Кучер снова постучал в окно.
Я вышел на крыльцо, как бы покрытое кружевной тенью цветущей белой акации. За мной следом бежала бабушка в домашнем капоте, поверх которого была накинута упомянутая турецкая шаль. Бабушка переваливалась, как утка, своим отяжелевшим телом.

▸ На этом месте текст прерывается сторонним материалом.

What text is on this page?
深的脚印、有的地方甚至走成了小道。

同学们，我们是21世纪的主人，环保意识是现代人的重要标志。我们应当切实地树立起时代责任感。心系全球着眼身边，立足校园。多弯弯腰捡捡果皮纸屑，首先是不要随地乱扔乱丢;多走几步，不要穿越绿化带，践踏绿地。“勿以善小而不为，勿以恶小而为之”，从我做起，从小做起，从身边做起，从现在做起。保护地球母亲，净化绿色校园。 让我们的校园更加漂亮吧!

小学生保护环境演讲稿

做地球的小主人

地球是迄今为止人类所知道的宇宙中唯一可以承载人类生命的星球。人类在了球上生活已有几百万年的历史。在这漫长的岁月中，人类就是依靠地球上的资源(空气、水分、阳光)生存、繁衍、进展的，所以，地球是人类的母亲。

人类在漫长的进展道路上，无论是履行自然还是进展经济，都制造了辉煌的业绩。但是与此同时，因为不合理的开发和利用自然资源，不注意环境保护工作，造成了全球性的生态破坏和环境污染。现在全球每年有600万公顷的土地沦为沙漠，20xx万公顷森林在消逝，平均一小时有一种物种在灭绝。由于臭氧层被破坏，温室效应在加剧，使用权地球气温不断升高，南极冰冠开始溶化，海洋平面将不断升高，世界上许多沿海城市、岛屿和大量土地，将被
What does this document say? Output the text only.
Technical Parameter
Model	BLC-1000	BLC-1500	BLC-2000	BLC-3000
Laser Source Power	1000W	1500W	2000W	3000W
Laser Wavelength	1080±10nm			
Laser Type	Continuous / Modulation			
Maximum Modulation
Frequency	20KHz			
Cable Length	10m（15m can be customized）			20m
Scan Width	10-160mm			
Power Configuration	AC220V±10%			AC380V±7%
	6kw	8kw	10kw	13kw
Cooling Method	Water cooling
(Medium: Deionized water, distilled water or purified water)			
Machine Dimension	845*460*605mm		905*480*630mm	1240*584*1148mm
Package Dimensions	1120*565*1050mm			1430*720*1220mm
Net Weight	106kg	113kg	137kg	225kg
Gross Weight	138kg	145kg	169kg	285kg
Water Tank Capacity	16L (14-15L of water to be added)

Слезы катились по ее пухлому лицу с бельмом на глазу, что делало ее похожей на Кутузова, и она, стоя на крыльце, еще долго крестила удаляющийся батарейный экипаж, кожаные крылья которого сухо блестели на солнце.
…И вот наш эшелон уже на всех парах мчался в сторону Лозовой, не останавливаясь на станциях и разъездах, и на открытых площадках со стуком подпрыгивали на стыках наспех закрепленные трехдюймовки и зарядные ящики, возле которых сидели часовые, опустив ноги в черных обмотках за борт платформы, и в теплушках ржали и били копытами батарейные лошади, а вокруг сколько хватало глаз расстилались необъятные южные поля густой спелой пшеницы, стекловидно желтевшей под раскаленным солнцем; из мотающегося в хвосте эшелона почтового вагона, обклеенного революционными плакатами и портретами Ленина, два политработника в толстовках выбрасывали на полустанках пачки листовок, летающих в воздухе, как стаи чаек; а на горизонте в мучительно безоблачном небе уже то и дело вспыхивали, разрываясь, черно-белые облачка шрапнели, и сквозь грохот летящего поезда доносились звуки артиллерийской пальбы.
Это на Лозовую с Дона наступали деникинцы.
…товарищи, мы в огненном кольце!..
Скоро все улеглись спать, но в доме все еще царил дорогой запах импортной мануфактуры, а на кухне в углу за плитой лежала гора смятой оберточной бумаги.
«На другой день пошел в канцелярию, и все пошло своим порядком», — замечает дедушка со свойственным ему философским педантизмом.
«В Керчи была превосходная итальянская опера Корона. Мы посещали театр не менее трех раз в месяц, а иногда и чаще. Ложа стоила 4 рубля. Перед Пасхой у меня явилась еще одна маленькая дочь, Александра, таким образом, стало налицо их две: Наденька и Сашенька».